Lost: December 8, 2013

Retrieved: February 6, 2014

Outcome: Returned to Rescue

Case Manager: Mary Stross Davis

On December 8, 2013, Samuel slipped his collar shortly after arriving at a local rescue’s foster home. Numerous volunteers from the rescue mounted an aggressive search for the young German Shepherd, putting countless flyers into the hands of residents and businesses in the area and placing signs at many intersections.

In late January, a Good Samaritan in the area noticed Samuel in his yard of his home. At first glance he thought Samuel was a coyote, but he quickly realized it was a German Shepherd. He and his wife recalled the signs they’d seen for Samuel, and they contacted his rescue. For two weeks, the homeowner left food every day in the same location in his backyard, and soon Samuel was making the trip to the feeding station a couple times a day, often around 3 p.m.

Habituating Samuel to the feeding station was key, because now we were able to deploy the Missy Trap where we expected he would be. We set up the trap on a Saturday morning. According to photos from the trail camera, Samuel visited the trap several times that day.

We decided to lock the gate open for the first day to allow Samuel to get used to the trap’s presence and be comfortable going inside. We learned from the trail cam that he went inside the trap each time he stopped by. The following day, February 6, we set the trap door to trigger using an electromagnetic release. Retrievers volunteer Greg James and Samuel’s foster observed from a vehicle parked 200 feet away, waiting for Samuel to make his appearance.

At 3 o’clock, right on schedule, Samuel walked out of the woods and slowly approached the trap. Enticed by the fresh food at the back of the trap, he walked fully inside. Greg cut the power to the electromagnet, triggering the gate to fall closed.

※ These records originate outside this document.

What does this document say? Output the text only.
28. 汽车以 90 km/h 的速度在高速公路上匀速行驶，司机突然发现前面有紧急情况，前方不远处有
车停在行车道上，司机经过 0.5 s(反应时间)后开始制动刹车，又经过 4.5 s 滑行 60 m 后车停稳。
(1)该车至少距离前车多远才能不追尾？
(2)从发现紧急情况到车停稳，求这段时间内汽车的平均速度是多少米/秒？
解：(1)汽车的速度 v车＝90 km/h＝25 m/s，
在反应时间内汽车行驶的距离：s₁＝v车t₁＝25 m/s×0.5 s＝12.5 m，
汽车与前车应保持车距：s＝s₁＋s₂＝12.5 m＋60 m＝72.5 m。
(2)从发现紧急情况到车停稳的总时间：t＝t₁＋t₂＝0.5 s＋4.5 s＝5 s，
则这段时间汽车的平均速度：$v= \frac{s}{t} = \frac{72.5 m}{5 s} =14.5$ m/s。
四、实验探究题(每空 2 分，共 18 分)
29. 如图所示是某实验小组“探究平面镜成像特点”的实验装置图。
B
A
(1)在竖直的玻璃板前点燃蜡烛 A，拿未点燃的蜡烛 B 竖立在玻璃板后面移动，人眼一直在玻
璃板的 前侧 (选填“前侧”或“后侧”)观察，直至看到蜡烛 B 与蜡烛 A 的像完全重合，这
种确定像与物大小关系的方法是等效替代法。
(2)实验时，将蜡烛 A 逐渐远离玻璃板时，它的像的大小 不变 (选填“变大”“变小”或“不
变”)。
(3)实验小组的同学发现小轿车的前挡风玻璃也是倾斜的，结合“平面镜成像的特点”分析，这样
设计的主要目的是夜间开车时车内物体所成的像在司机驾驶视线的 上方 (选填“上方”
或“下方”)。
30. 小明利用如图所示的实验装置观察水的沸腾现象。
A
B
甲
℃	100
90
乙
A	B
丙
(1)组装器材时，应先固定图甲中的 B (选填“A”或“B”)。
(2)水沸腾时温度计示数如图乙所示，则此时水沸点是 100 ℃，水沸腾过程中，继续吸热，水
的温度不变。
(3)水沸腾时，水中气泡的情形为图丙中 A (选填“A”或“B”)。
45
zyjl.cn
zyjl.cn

After 70 long days on his own in the harsh Minnesota winter—which had included stretches of subzero weather caused by a polar vortex—Samuel was finally captured and was returned to his foster home. He had lost 30 pounds but was otherwise in good health—a true testament to the resilience of these dogs when they are on their own.

As of this writing, Samuel is safe, warm and doing well in his foster home.